Qua sta l'errore secondo me: i parametri cambiano a seconda di come l'uomo interagisce con l'ambiente, non credi? se io invento una tecnica che prende la CO2 e la trasforma in una cosa non dannosa per l'ambiente, ecco che i tuoi scenari vanno a puttane. Se io mi adatto al clima piu' caldo e il mio benessere come essere umano aumenta perche' produco piu' grano (magari OGM in modo da avere bisogno di pochissima acqua, visto che mi sto adattando ad un mondo con meno acqua potabile, per dire) o perche' non sono depresso tutti i giorni per il tempo piovoso (ogni riferimento a fatti o cose reali e' puramente voluto :-) ), insomma che me ne fotte dei due gradi di temperatura in piu' nei prossimi cento anni? Le previsioni fatte a scenari NON TENGONO CONTO DELL'UOMO, e questo e' profondamente sbagliato, scientificamente parlando.

P.S.: qui trovate delle slides di Per Krusell sull'argomento.

Sì, Markoviano suona MOLTO meglio :-)

Francamente faccio fatica a vedere il problema che poni. È ovvio che se i parametri cambiano allora il mio scenario va a quel paese ma questo vale per qualunque disciplina e non solo per l'influenza dell'uomo. D'altra parte non è molto utile introdurre nei modelli climatici tutte le complicazioni legate all'astrofisica solo perché magari nei prossimi anni verremo investiti da una tempesta magnetica che manderà tutto a pallino.

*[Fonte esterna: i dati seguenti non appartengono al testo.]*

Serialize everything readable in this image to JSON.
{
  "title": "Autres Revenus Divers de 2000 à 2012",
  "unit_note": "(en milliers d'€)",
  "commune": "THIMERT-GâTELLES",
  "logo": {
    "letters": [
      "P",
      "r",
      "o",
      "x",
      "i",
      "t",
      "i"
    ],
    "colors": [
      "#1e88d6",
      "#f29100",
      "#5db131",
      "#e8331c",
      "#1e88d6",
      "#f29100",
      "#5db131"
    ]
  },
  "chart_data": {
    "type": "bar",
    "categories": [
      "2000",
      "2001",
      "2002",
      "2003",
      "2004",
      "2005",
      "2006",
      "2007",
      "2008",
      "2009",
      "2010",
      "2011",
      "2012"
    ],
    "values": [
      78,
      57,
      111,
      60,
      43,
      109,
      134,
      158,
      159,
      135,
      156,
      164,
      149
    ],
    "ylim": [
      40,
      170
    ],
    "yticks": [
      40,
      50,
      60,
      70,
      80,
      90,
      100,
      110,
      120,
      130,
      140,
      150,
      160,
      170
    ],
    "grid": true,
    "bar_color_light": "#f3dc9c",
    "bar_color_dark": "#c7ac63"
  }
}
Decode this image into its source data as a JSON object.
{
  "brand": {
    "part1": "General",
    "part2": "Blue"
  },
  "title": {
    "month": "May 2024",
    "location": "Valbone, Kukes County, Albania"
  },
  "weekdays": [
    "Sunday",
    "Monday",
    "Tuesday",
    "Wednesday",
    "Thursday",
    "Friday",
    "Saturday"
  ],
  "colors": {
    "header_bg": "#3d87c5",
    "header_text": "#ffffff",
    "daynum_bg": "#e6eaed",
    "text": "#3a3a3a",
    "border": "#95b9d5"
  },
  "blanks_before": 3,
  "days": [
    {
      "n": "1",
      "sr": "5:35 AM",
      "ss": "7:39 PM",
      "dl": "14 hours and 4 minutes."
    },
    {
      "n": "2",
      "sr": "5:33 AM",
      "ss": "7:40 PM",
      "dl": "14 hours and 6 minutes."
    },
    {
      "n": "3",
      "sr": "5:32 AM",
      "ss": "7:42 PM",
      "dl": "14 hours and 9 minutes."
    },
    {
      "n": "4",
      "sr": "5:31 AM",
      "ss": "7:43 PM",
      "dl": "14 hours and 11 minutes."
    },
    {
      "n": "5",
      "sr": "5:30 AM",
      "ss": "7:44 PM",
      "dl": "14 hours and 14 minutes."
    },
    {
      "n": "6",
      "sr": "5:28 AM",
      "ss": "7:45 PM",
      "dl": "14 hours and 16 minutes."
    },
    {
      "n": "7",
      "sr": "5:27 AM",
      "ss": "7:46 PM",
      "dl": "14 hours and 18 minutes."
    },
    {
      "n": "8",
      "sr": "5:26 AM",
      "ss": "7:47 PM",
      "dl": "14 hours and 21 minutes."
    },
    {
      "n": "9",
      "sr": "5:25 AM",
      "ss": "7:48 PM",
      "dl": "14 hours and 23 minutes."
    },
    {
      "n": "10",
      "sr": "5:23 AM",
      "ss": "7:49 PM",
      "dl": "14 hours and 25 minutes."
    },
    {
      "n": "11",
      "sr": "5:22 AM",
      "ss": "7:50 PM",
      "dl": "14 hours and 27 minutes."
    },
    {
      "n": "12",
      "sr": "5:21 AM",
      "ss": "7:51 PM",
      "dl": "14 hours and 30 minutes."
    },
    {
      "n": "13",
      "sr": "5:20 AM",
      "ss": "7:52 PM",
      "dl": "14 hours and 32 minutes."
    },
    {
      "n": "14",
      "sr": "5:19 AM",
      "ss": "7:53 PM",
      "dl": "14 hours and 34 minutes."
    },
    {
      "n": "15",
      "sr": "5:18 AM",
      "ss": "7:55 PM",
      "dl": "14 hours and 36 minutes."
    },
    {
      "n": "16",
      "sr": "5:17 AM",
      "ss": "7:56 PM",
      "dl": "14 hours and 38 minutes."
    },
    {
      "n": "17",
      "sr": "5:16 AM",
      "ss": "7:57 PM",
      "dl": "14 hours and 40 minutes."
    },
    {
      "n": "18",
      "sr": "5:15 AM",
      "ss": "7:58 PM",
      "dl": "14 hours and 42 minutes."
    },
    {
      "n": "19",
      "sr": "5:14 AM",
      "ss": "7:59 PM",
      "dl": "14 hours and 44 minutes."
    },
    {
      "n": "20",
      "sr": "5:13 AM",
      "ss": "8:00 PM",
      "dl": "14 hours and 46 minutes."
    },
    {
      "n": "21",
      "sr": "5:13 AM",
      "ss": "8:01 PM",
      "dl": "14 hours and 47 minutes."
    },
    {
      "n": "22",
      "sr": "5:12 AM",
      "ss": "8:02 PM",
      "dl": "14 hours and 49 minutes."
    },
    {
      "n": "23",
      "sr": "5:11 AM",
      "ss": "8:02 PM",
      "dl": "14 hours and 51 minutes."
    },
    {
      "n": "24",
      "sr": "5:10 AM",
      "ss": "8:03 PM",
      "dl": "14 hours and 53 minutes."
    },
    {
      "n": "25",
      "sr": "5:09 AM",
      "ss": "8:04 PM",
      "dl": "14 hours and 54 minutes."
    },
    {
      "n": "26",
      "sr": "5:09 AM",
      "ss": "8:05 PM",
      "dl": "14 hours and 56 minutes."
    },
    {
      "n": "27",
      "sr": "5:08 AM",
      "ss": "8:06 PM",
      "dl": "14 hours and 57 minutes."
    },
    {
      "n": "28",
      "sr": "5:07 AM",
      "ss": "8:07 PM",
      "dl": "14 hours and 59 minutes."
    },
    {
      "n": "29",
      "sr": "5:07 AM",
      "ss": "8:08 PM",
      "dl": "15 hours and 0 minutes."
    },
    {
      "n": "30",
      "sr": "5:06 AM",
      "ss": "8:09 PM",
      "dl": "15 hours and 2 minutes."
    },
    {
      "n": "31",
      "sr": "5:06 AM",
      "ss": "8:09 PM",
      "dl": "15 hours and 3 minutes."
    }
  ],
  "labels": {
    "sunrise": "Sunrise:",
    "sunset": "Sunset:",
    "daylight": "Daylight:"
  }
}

Scopo della climatologia è di descrivere quello che è successo fino ad oggi e di fornire un metodo per fare previsioni statistiche sul futuro. Quale sia la predizione poi dipende dai parametri che si inseriscono e che non possono venire dalla climatologia stessa ma che devono provenire da altre discipline (ed es. sarà l'economia a dovermi dire se e quanto aumenterà il consumo di carbon fossile nei prossimi anni e l'ingegneria a dirmi che impatto avrà questo sulle emissioni di CO2). Dato che questi "input" non sono quasi mai dati sperimentali ripetibili e verificabili ma vengono quasi sempre da estrapolazioni e modelli sono costretto a realizzare diversi scenari per diverse combinazioni plausibili di parametri (non fate così anche in economia?).

Chiaro, se poi tu vuoi che un modello matematico, per quanto ben fatto, tenga conto dell'imponderabile (impatto del pianeta Nibiru con la terra nel 2012, invenzione della fusione fredda, sterminio della razza umana da parte di formiche intelligenti ecc) allora temo che ci resti solo la sfera di cristallo a disposizione.